INDEPENDENT NEWS

Hanmer Clinics Moves to Outpatient-Only Treatment

Published: Fri 24 Oct 2003 02:50 PM
Media Release
24 October 2003
Hanmer Clinics Moves to Outpatient-Only Treatment
National alcohol and drug treatment provider, Hanmer Clinics Ltd, will close its residential treatment programme in Hanmer Springs and expand its network of specialist outpatient clinics around New Zealand.
This means the organisation will be concentrating its resources in the community to help an increasing number of New Zealanders seeking treatment for dependence on alcohol or other drugs.

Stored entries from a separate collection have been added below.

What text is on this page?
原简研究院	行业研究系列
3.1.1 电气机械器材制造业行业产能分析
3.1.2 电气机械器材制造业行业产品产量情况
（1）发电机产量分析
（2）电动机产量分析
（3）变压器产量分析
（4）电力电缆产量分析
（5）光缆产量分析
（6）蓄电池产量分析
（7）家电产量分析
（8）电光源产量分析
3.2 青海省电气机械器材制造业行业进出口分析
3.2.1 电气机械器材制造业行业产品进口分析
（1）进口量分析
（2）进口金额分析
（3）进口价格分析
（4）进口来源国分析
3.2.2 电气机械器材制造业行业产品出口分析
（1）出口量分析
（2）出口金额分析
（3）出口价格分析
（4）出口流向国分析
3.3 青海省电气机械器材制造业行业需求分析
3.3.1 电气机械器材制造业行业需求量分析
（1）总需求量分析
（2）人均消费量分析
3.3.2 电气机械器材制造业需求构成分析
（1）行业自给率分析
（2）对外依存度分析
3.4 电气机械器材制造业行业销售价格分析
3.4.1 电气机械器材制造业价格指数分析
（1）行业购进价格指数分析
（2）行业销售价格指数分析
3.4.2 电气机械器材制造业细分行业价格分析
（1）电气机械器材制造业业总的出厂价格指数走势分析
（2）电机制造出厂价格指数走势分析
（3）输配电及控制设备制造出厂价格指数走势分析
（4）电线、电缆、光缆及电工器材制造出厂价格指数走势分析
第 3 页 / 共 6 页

Hanmer Clinics are operating in Christchurch, Wellington, Tauranga, Hamilton and Auckland and outpatient services are being expanded with additional programmes in existing clinics and through partnerships offering new services in new areas.
The withdrawal from residential services has been accelerated by the reallocation of funding by the Ministry of Health from residential treatment into outpatient services only. This is in accordance with the Mental Health Commission's 'Mental Health Blueprint'.

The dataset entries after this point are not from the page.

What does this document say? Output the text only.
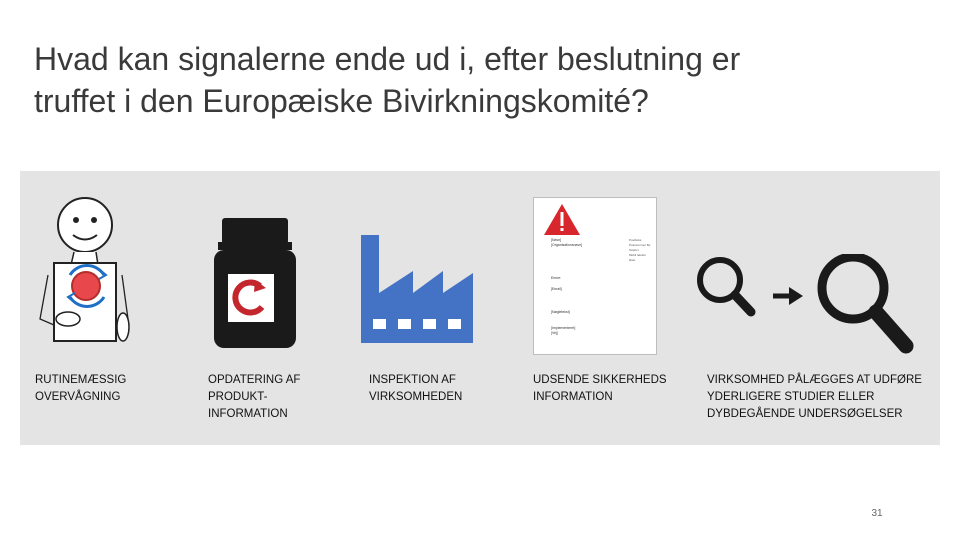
Hvad kan signalerne ende ud i, efter beslutning er
truffet i den Europæiske Bivirkningskomité?
[Navn]
[Organisationsnavn]
Emne:
[Email]
[Nøgletekst]
[Implementeret]
[Vej]
Postboks
Postnummer By
Telefon
Mobil telefon
Dato
RUTINEMÆSSIG
OVERVÅGNING
OPDATERING AF
PRODUKT-
INFORMATION
INSPEKTION AF
VIRKSOMHEDEN
UDSENDE SIKKERHEDS
INFORMATION
VIRKSOMHED PÅLÆGGES AT UDFØRE
YDERLIGERE STUDIER ELLER
DYBDEGÅENDE UNDERSØGELSER
31
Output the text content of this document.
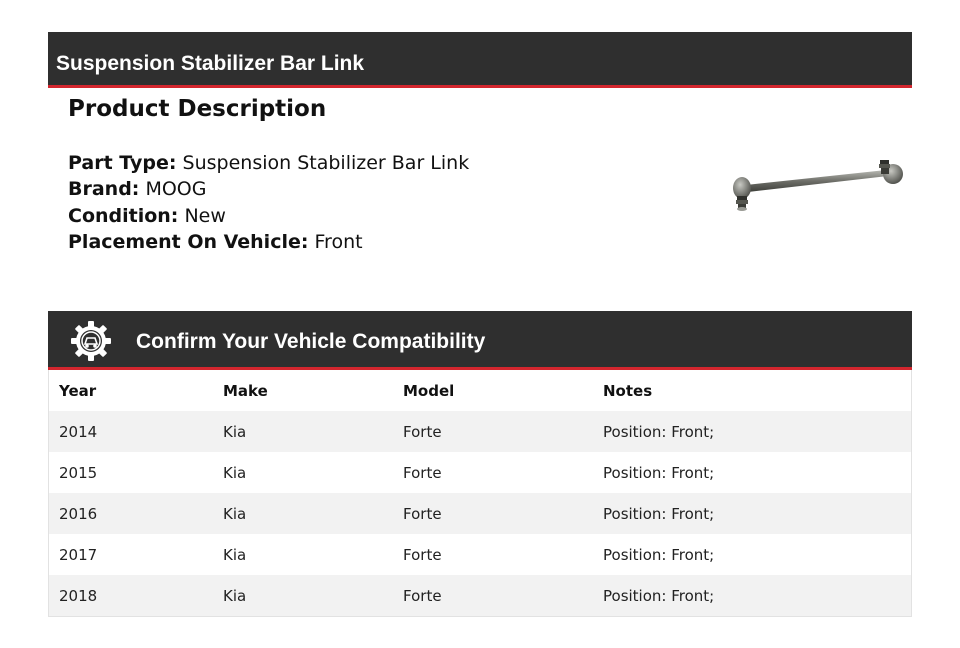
Suspension Stabilizer Bar Link
Product Description
Part Type: Suspension Stabilizer Bar Link
Brand: MOOG
Condition: New
Placement On Vehicle: Front
Confirm Your Vehicle Compatibility
Year	Make	Model	Notes
2014	Kia	Forte	Position: Front;
2015	Kia	Forte	Position: Front;
2016	Kia	Forte	Position: Front;
2017	Kia	Forte	Position: Front;
2018	Kia	Forte	Position: Front;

Expansion of Intensive Outpatient Programmes Chairman, John Beattie, said the five Hanmer Clinics are treating more patients than ever before on an outpatient basis, using substantially the same clinical treatment that has been used at Hanmer Springs for the last 30 years.
"738 patients used our outpatient services in the first six months of 2003, an increase of 121% compared to patient numbers in the same period last year," Mr Beattie said. "And this figure does not include family members who take part in our family programme."
"We are expanding the number of programmes we run at our existing outpatient clinics and have recently started a women's programme and a dual diagnosis programme at our clinic in Christchurch. Additional intensive outpatient programmes have also recently started during the day at our clinics in Wellington and Hamilton."
"We are currently also in discussions with parties in the upper North Island about joint venture partnerships to provide additional outpatient services."
"Clinicians employed at the Hanmer Springs clinic have in some cases already been transferred to our outpatient clinics. We hope to be able to retain many of our skilled clinicians by offering them redeployment to our outpatient clinics where possible, following cessation of services at Hanmer Springs."
"We have appointed two of our senior personnel to new roles to manage the further development and roll-out of community-based services. Kim Alexander will have South Island wide responsibilities and David Benton will manage the North Island," says Mr Beattie.
Withdrawal from residential services Mr Beattie says the closure of the Hanmer Springs residential programme will be a loss to New Zealand, but the Ministry of Health's requirement for public funding to be applied only to outpatient services meant it was no longer possible to keep the residential programme operating.
"We have exhausted all avenues for alternative funding. At the end of the day, we are a charitable organisation and private funding is not consistent enough for us to be confident of continuing to operate residential services. There is no shortage of demand for publicly-funded residential beds," Mr Beattie said.
Background The Hanmer Clinics group currently has 78 staff. Intensive Outpatient Programmes are available at Hanmer Clinics in Auckland, Hamilton, Tauranga, Wellington and Christchurch. The programmes are a key element in the overall success of the treatment and care offered by Hanmer Clinics.
The intensive outpatient model was brought to New Zealand by the Hanmer Clinics group in 1997. It is consistently the most cost-effective and treatment-effective model in use today for patients dependent on alcohol and other drugs.
The Intensive Outpatient Programme is an eight-week programme for men and women aged 18 years and over who are professionally assessed as being dependent on alcohol or other drugs. The Programme is generally available either during the day or in the evening to suit patients' work, study, family and other commitments.
Core elements of the Programme are education, individual and group counselling, family group, and two years aftercare on a weekly basis for all patients that complete the initial eight-week treatment programme.
Patient outcomes are measured at three, six, twelve, eighteen and 24 months following completion of the Programme.